Turns out I can register a hook on my embedding(partner emb, that is my Q) (that i want to stay fixed) so that it says it's gradient is zeroed.
mask = torch.zeros_like(mf_model.partner_emb.weight)
mf_model.partner_emb.weight.register_hook(lambda grad: grad*mask)
I'm trying to use TensorFlow in python, to make some prediction with cryptocurrency data.

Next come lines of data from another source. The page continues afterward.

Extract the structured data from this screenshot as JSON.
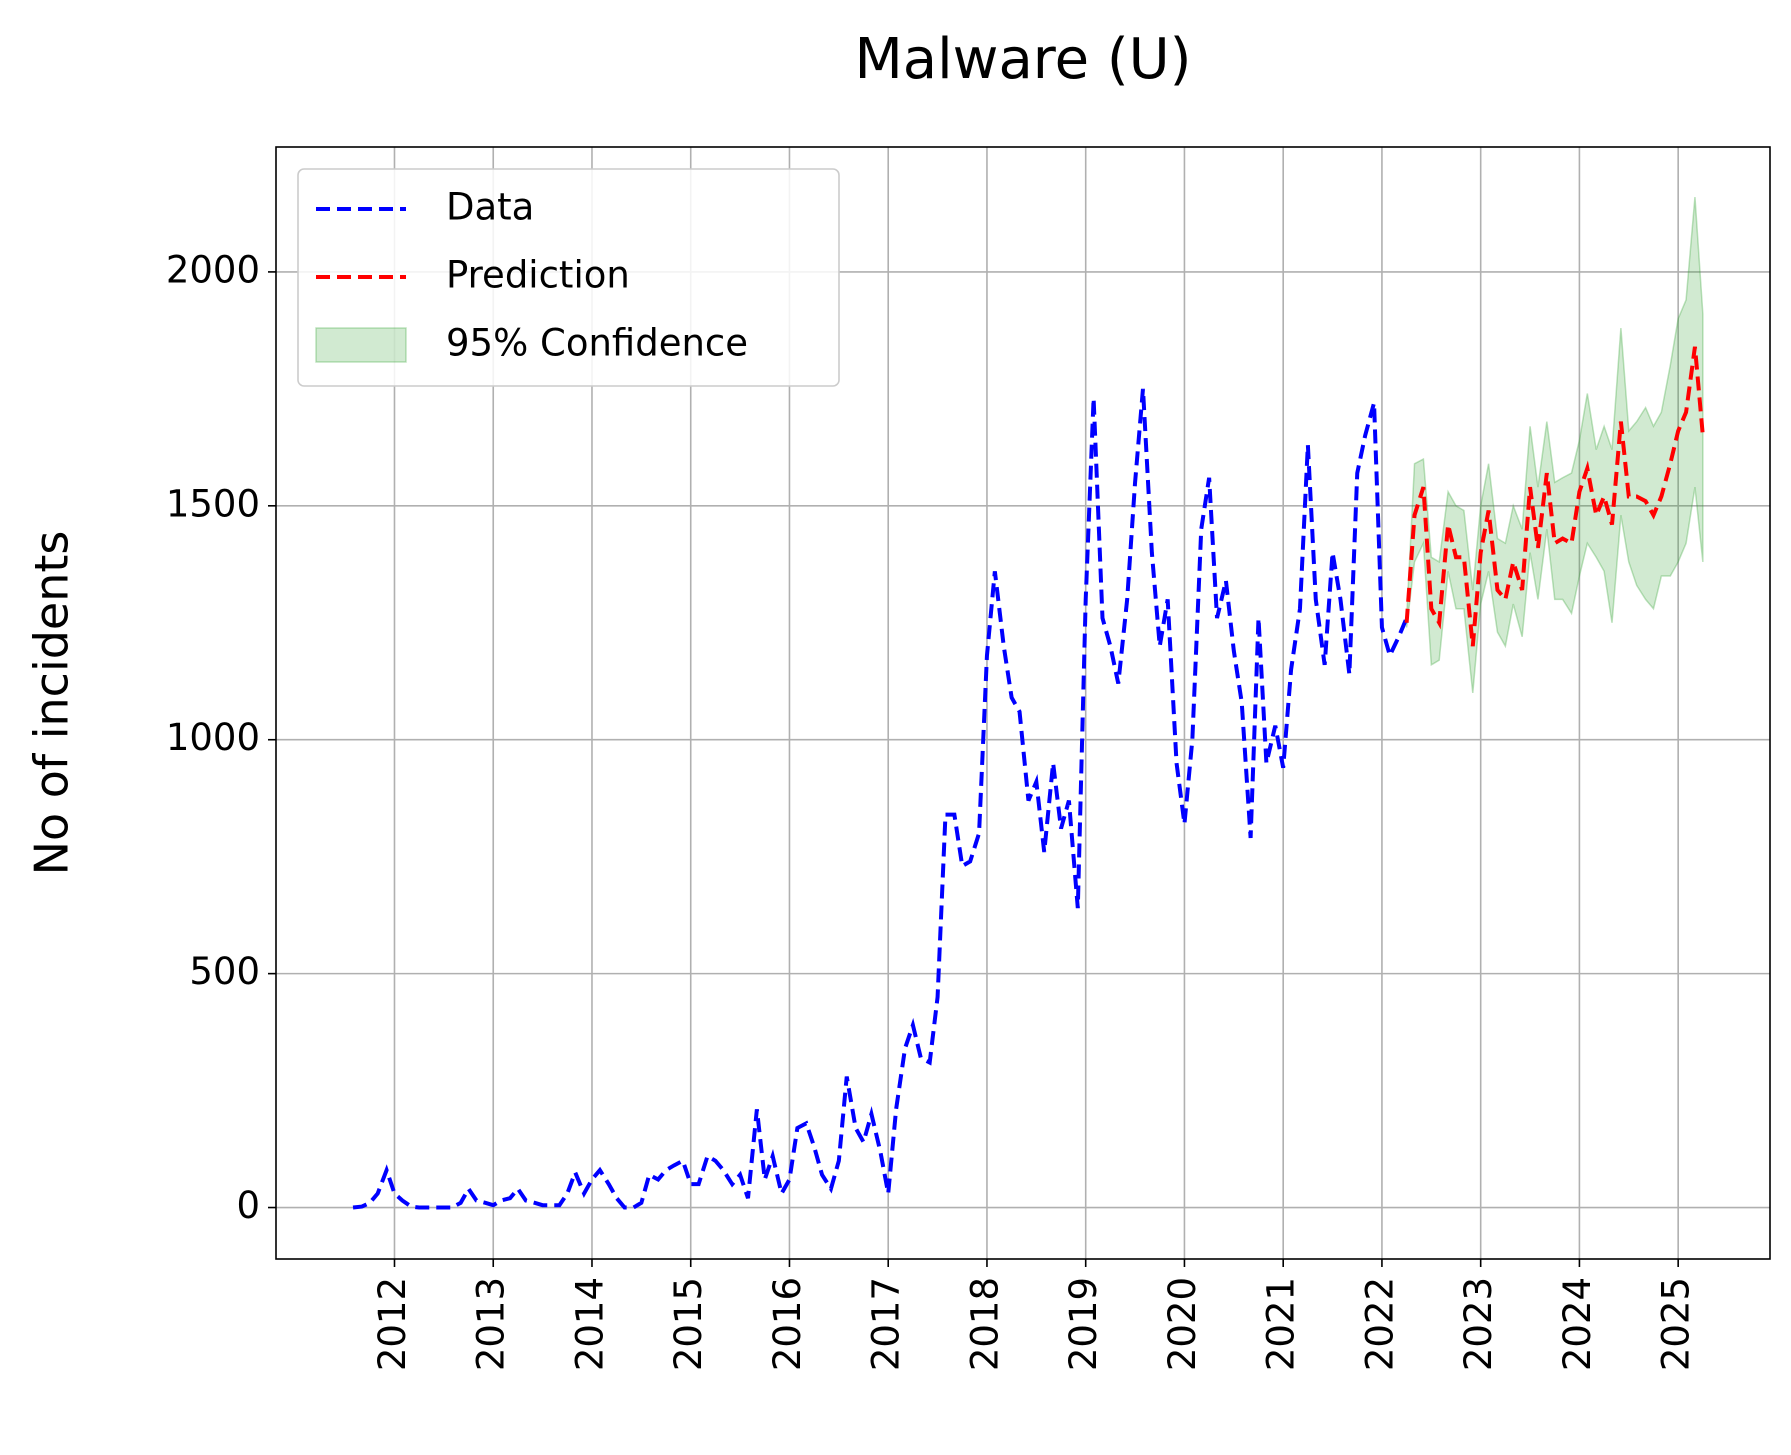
{
  "chart_data": {
    "type": "line",
    "title": "Malware (U)",
    "y_label": "No of incidents",
    "series": [
      {
        "name": "Data",
        "color": "#0000ff",
        "x": [
          2011.58,
          2011.67,
          2011.75,
          2011.83,
          2011.92,
          2012.0,
          2012.08,
          2012.17,
          2012.25,
          2012.33,
          2012.42,
          2012.5,
          2012.58,
          2012.67,
          2012.75,
          2012.83,
          2012.92,
          2013.0,
          2013.08,
          2013.17,
          2013.25,
          2013.33,
          2013.42,
          2013.5,
          2013.58,
          2013.67,
          2013.75,
          2013.83,
          2013.92,
          2014.0,
          2014.08,
          2014.17,
          2014.25,
          2014.33,
          2014.42,
          2014.5,
          2014.58,
          2014.67,
          2014.75,
          2014.83,
          2014.92,
          2015.0,
          2015.08,
          2015.17,
          2015.25,
          2015.33,
          2015.42,
          2015.5,
          2015.58,
          2015.67,
          2015.75,
          2015.83,
          2015.92,
          2016.0,
          2016.08,
          2016.17,
          2016.25,
          2016.33,
          2016.42,
          2016.5,
          2016.58,
          2016.67,
          2016.75,
          2016.83,
          2016.92,
          2017.0,
          2017.08,
          2017.17,
          2017.25,
          2017.33,
          2017.42,
          2017.5,
          2017.58,
          2017.67,
          2017.75,
          2017.83,
          2017.92,
          2018.0,
          2018.08,
          2018.17,
          2018.25,
          2018.33,
          2018.42,
          2018.5,
          2018.58,
          2018.67,
          2018.75,
          2018.83,
          2018.92,
          2019.0,
          2019.08,
          2019.17,
          2019.25,
          2019.33,
          2019.42,
          2019.5,
          2019.58,
          2019.67,
          2019.75,
          2019.83,
          2019.92,
          2020.0,
          2020.08,
          2020.17,
          2020.25,
          2020.33,
          2020.42,
          2020.5,
          2020.58,
          2020.67,
          2020.75,
          2020.83,
          2020.92,
          2021.0,
          2021.08,
          2021.17,
          2021.25,
          2021.33,
          2021.42,
          2021.5,
          2021.58,
          2021.67,
          2021.75,
          2021.83,
          2021.92,
          2022.0,
          2022.08,
          2022.17,
          2022.25
        ],
        "values": [
          0,
          2,
          10,
          30,
          80,
          30,
          15,
          2,
          0,
          0,
          0,
          0,
          0,
          10,
          40,
          15,
          10,
          5,
          15,
          20,
          40,
          15,
          10,
          5,
          5,
          5,
          30,
          75,
          30,
          60,
          80,
          50,
          20,
          0,
          0,
          10,
          70,
          60,
          80,
          90,
          100,
          50,
          50,
          110,
          100,
          80,
          50,
          70,
          20,
          210,
          60,
          110,
          30,
          60,
          170,
          180,
          130,
          70,
          40,
          100,
          280,
          170,
          140,
          200,
          120,
          30,
          210,
          340,
          390,
          320,
          310,
          450,
          840,
          840,
          730,
          740,
          800,
          1180,
          1360,
          1200,
          1090,
          1060,
          870,
          910,
          760,
          950,
          810,
          870,
          640,
          1300,
          1730,
          1260,
          1200,
          1120,
          1300,
          1550,
          1750,
          1400,
          1200,
          1300,
          950,
          820,
          1000,
          1450,
          1560,
          1260,
          1340,
          1190,
          1080,
          790,
          1260,
          950,
          1030,
          940,
          1150,
          1280,
          1630,
          1300,
          1160,
          1400,
          1300,
          1140,
          1570,
          1650,
          1720,
          1240,
          1180,
          1220,
          1260
        ]
      },
      {
        "name": "Prediction",
        "color": "#ff0000",
        "x": [
          2022.25,
          2022.33,
          2022.42,
          2022.5,
          2022.58,
          2022.67,
          2022.75,
          2022.83,
          2022.92,
          2023.0,
          2023.08,
          2023.17,
          2023.25,
          2023.33,
          2023.42,
          2023.5,
          2023.58,
          2023.67,
          2023.75,
          2023.83,
          2023.92,
          2024.0,
          2024.08,
          2024.17,
          2024.25,
          2024.33,
          2024.42,
          2024.5,
          2024.58,
          2024.67,
          2024.75,
          2024.83,
          2024.92,
          2025.0,
          2025.08,
          2025.17,
          2025.25
        ],
        "values": [
          1250,
          1480,
          1540,
          1280,
          1250,
          1460,
          1390,
          1390,
          1200,
          1400,
          1490,
          1320,
          1300,
          1380,
          1320,
          1540,
          1410,
          1570,
          1420,
          1430,
          1420,
          1530,
          1580,
          1480,
          1520,
          1460,
          1680,
          1520,
          1520,
          1510,
          1480,
          1520,
          1590,
          1660,
          1700,
          1840,
          1650
        ]
      }
    ],
    "confidence": {
      "name": "95% Confidence",
      "color": "#2ca02c",
      "x": [
        2022.25,
        2022.33,
        2022.42,
        2022.5,
        2022.58,
        2022.67,
        2022.75,
        2022.83,
        2022.92,
        2023.0,
        2023.08,
        2023.17,
        2023.25,
        2023.33,
        2023.42,
        2023.5,
        2023.58,
        2023.67,
        2023.75,
        2023.83,
        2023.92,
        2024.0,
        2024.08,
        2024.17,
        2024.25,
        2024.33,
        2024.42,
        2024.5,
        2024.58,
        2024.67,
        2024.75,
        2024.83,
        2024.92,
        2025.0,
        2025.08,
        2025.17,
        2025.25
      ],
      "lower": [
        1240,
        1380,
        1420,
        1160,
        1170,
        1360,
        1280,
        1280,
        1100,
        1290,
        1360,
        1230,
        1200,
        1290,
        1220,
        1400,
        1300,
        1450,
        1300,
        1300,
        1270,
        1350,
        1420,
        1390,
        1360,
        1250,
        1480,
        1380,
        1330,
        1300,
        1280,
        1350,
        1350,
        1380,
        1420,
        1540,
        1380
      ],
      "upper": [
        1260,
        1590,
        1600,
        1390,
        1380,
        1530,
        1500,
        1490,
        1320,
        1500,
        1590,
        1430,
        1420,
        1500,
        1450,
        1670,
        1540,
        1680,
        1550,
        1560,
        1570,
        1640,
        1740,
        1620,
        1670,
        1620,
        1880,
        1660,
        1680,
        1710,
        1670,
        1700,
        1800,
        1900,
        1940,
        2160,
        1910
      ]
    },
    "xlim": [
      2010.8,
      2025.93
    ],
    "ylim": [
      -110,
      2267
    ],
    "xticks": [
      2012,
      2013,
      2014,
      2015,
      2016,
      2017,
      2018,
      2019,
      2020,
      2021,
      2022,
      2023,
      2024,
      2025
    ],
    "yticks": [
      0,
      500,
      1000,
      1500,
      2000
    ],
    "grid": true,
    "legend": "upper left"
  }
}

The problem is that the output of the prediction is like a 0.1-0.9 number whereas the cryptocurrency data should be a 10000-10100 format, and I don't find a solution to convert the 0.* number to the real one.

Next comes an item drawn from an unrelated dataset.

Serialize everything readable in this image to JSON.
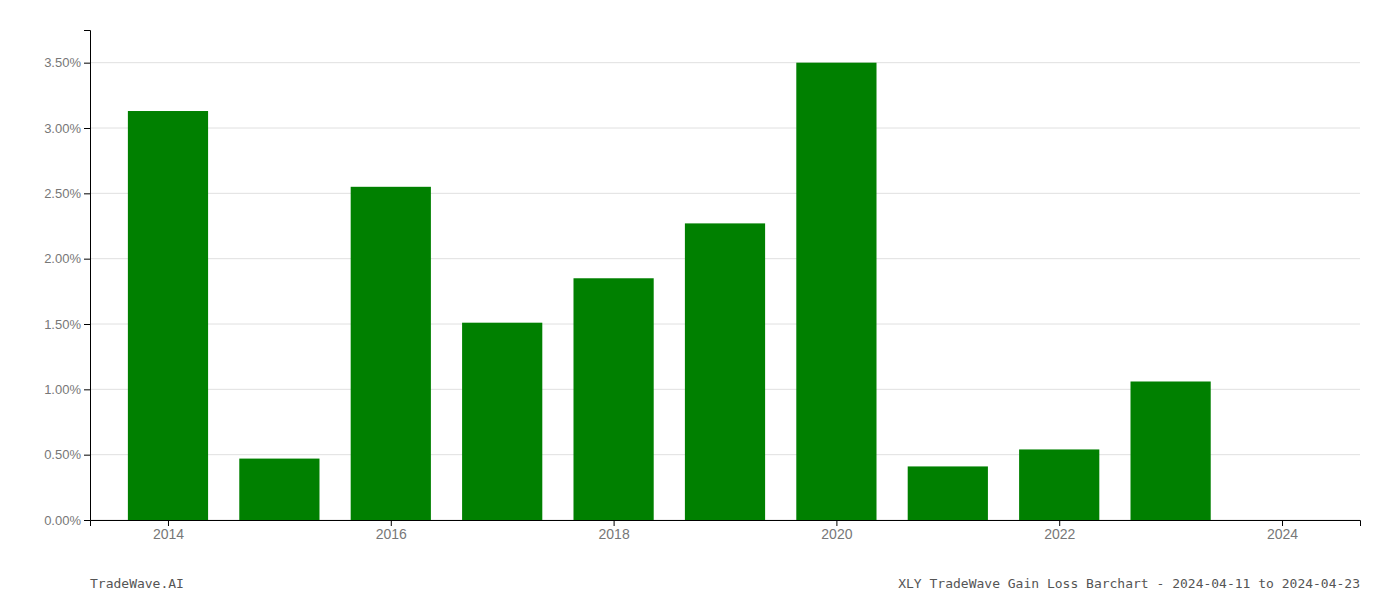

I've try to create a ratio, with substrat max - min from predicted values, and max-min from tested data, and divide to have a ratio but when I multiply this ratio with prediction there is a big rate of error ( found a 14000 number instead of a 10000 one )
Here some code :
train_start = 0
train_end = int(np.floor(0.7*n))
test_start = train_end
test_end = n
data_train = data[np.arange(train_start, train_end), :]
data_test = data[np.arange(test_start, test_end), :]
Scale data:
from sklearn.preprocessing import MinMaxScaler
scaler = MinMaxScaler()
data_train = scaler.fit_transform(data_train)

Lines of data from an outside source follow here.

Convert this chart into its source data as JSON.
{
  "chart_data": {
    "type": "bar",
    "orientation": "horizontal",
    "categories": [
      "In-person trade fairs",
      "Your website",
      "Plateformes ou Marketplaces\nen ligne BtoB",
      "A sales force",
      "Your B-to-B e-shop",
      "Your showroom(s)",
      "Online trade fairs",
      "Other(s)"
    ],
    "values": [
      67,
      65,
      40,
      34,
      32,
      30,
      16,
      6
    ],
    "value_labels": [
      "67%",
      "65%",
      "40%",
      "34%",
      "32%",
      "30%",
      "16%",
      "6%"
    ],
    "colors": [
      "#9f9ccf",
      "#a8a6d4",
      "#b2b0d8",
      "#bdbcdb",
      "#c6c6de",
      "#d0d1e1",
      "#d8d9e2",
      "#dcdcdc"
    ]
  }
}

data_test = scaler.transform(data_test)
Build X and y:
X_train = data_train[:, 1:]
y_train = data_train[:, 0]
X_test = data_test[:, 1:]
y_test = data_test[:, 0]
.
.
.
n_data = 10
n_neurons_1 = 1024
n_neurons_2 = 512
n_neurons_3 = 256
n_neurons_4 = 128
n_target = 1
X = tf.compat.v1.placeholder(dtype=tf.compat.v1.float32, shape=[None, n_data])
Y = tf.compat.v1.placeholder(dtype=tf.compat.v1.float32, shape=[None])
Hidden layer
..
Output layer (must be transposed)
..
Cost function
..
Optimizer
..
Make Session:
sess = tf.compat.v1.Session()
Run initializer:
sess.run(tf.compat.v1.global_variables_initializer())
Setup interactive plot:
plt.ion()
fig = plt.figure()
ax1 = fig.add_subplot(111)
line1, = ax1.plot(y_test)
line2, = ax1.plot(y_test*0.5)
plt.show()
epochs = 10
batch_size = 256
for e in range(epochs):
# Shuffle training data
shuffle_indices = np.random.permutation(np.arange(len(y_train)))
X_train = X_train[shuffle_indices]
y_train = y_train[shuffle_indices]
# Minibatch training
for i in range(0, len(y_train) // batch_size):
start = i * batch_size
batch_x = X_train[start:start + batch_size]
batch_y = y_train[start:start + batch_size]
# Run optimizer with batch
sess.run(opt, feed_dict={X: batch_x, Y: batch_y})
# Show progress
if np.mod(i, 5) == 0:
# Prediction
pred = sess.run(out, feed_dict={X: X_test})
#This pred var is the output of the prediction
I persiste my result in a file and this is what its looks like :
2019-08-21 06-AM;15310.444858356934;0.50021994;
2019-08-21 12-PM;14287.717187390663;0.46680558;
2019-08-21 06-PM;14104.63871795706;0.46082407;
For example, the last prediction is 0,46 but when I try to convert it I found 14104 whereas it should be nearer a 10000 value
Does anyone have an idea how to convert those predictions?
Thanks!
You will have to make use of inverse_transform of MinMaxScaler to convert back the output you are getting in range of 0-1.
You have not given your model, but I believe you are making use of regression task with few dense layers. You will have to keep minimizing your loss. If you are using mean squared error, the larger the loss, more is the likelihood your output will be far away from the desired set of results.
Even after your loss is a small number and the result is coming good for train samples, but the prediction is bad for test dataset, you may have to consider increasing your train dataset so that more possibilities are covered. If that is not possible, consider reducing the number of neurons in your neural network so that it stops over-fitting.
You can do some postprocessing to restrict the output to some desired range.